Why I refer potential clients to Fiverr
My first projects came in just a couple of weeks after setting up my profile on Fiverr, and from there I have had a steady stream to the point where I have now had over 25 successful projects. All this experience has provided a lot of learning and enough earnings to sustain me.
The new additions of freelance work and client testimonials to my online portfolio have prompted potential clients to contact me through other platforms. Something that might surprise you is that I refer these new inquiries to my gigs on Fiverr.
One reason is the incentives Fiverr has for referrals, offering discounts to first-time buyers and rewards to designers, or a more recent offer of taking no commission when certain links are used.
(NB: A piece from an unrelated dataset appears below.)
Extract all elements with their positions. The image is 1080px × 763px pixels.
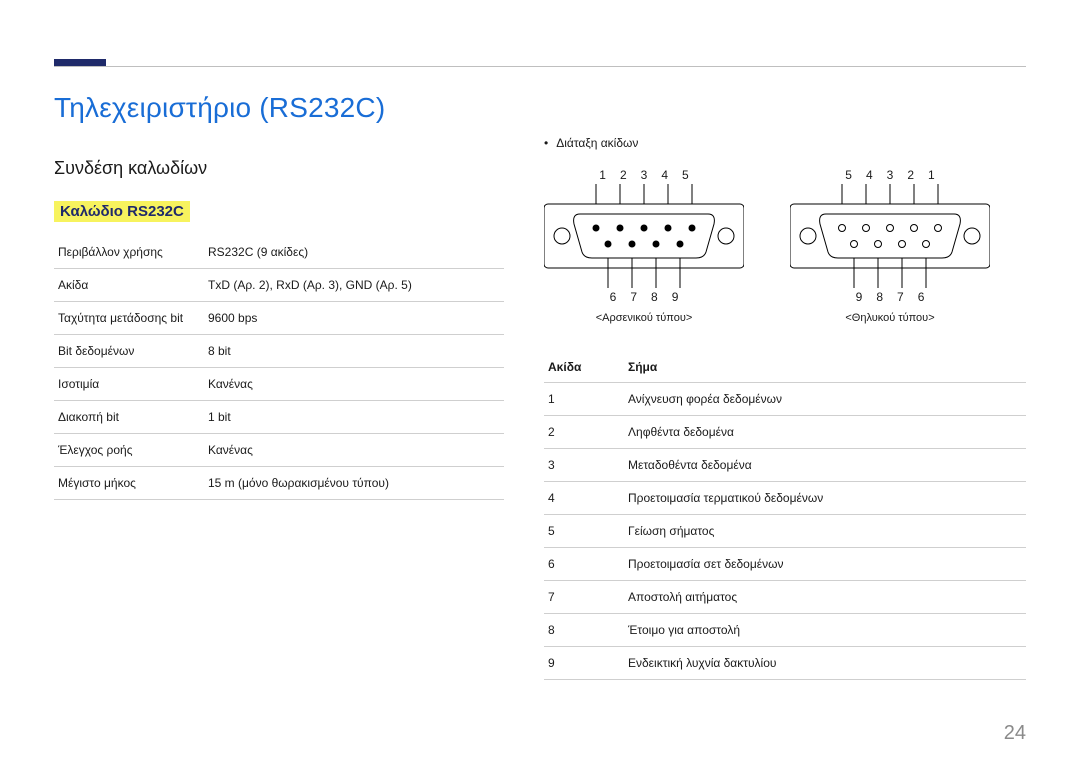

But these aren’t the only reasons I do it.
I do it because I’ve found that the platform takes a lot of stress off both the client and me, with everything clearly defined, payment managed by an impartial mediator, and other elements like legal work and finances are taken care of.
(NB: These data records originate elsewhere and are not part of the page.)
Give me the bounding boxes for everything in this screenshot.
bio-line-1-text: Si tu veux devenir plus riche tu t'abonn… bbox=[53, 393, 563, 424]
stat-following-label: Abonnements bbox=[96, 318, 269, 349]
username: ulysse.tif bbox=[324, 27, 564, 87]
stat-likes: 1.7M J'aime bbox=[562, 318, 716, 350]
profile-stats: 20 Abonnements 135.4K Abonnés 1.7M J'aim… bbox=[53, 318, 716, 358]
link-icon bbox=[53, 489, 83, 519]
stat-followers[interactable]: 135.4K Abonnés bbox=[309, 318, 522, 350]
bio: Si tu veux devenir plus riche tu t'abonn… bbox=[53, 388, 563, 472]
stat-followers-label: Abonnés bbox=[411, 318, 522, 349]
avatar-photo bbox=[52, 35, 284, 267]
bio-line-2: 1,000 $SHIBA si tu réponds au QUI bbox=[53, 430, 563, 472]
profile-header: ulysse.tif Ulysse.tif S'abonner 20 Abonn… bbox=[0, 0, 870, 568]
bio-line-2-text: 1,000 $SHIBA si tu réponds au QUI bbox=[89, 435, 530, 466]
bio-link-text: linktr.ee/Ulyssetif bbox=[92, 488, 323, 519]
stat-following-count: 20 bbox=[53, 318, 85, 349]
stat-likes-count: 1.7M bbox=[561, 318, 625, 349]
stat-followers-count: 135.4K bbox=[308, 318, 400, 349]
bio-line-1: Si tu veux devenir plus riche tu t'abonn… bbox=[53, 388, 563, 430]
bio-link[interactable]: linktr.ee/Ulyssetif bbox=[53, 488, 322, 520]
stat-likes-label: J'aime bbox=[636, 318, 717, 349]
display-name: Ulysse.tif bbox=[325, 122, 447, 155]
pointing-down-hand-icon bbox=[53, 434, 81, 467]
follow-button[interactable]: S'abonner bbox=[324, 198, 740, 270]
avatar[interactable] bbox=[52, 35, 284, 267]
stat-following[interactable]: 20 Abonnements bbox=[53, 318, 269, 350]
All this is not to say Fiverr doesn’t have its negatives, giving buyers good quality, inexpensive work is the concept behind the site, which puts pressure on sellers to complete projects quickly while keeping clients happy. As a seller, you can become reliant on the site for work, subjecting yourself to the whim of the Fiverr team and the algorithm Fiverr uses to rank your gigs.
Anything that lowers your rank, for example, not completing a project, or getting a bad testimonial, can have a significant effect on your livelihood, putting the buyer firmly in the position of power. And there are posts about buyers bullying sellers to provide more deliverables and little being done by the Fiverr support team.
My point is these are things that are encountered and should be accounted for when freelancing on or off Fiverr. Off of Fiverr, buyers will threaten to leave a bad review or say that they will dissuade others they know. Websites and social media posts are ranked based on algorithms.
Delivering above expectations and producing work that stands out is what every designer should do.
Why Fiverr has its place in the Industry
From my experience, Fiverr has a platform the enables safe and straightforward paid freelance work, something that is far from the norm for student – Providing an environment that is great for learning and practicing freelance that most wouldn’t be able to get otherwise.
This isn’t to say the site has no negatives. It promotes cheap work, resulting in a reliance on its algorithm, and has much room to improve the support for its sellers.
But independent freelancing is often similar or worse, which is why I believe students are better off freelancing through Fiverr than independently, and that it is a viable option for professionals charging up to £1000.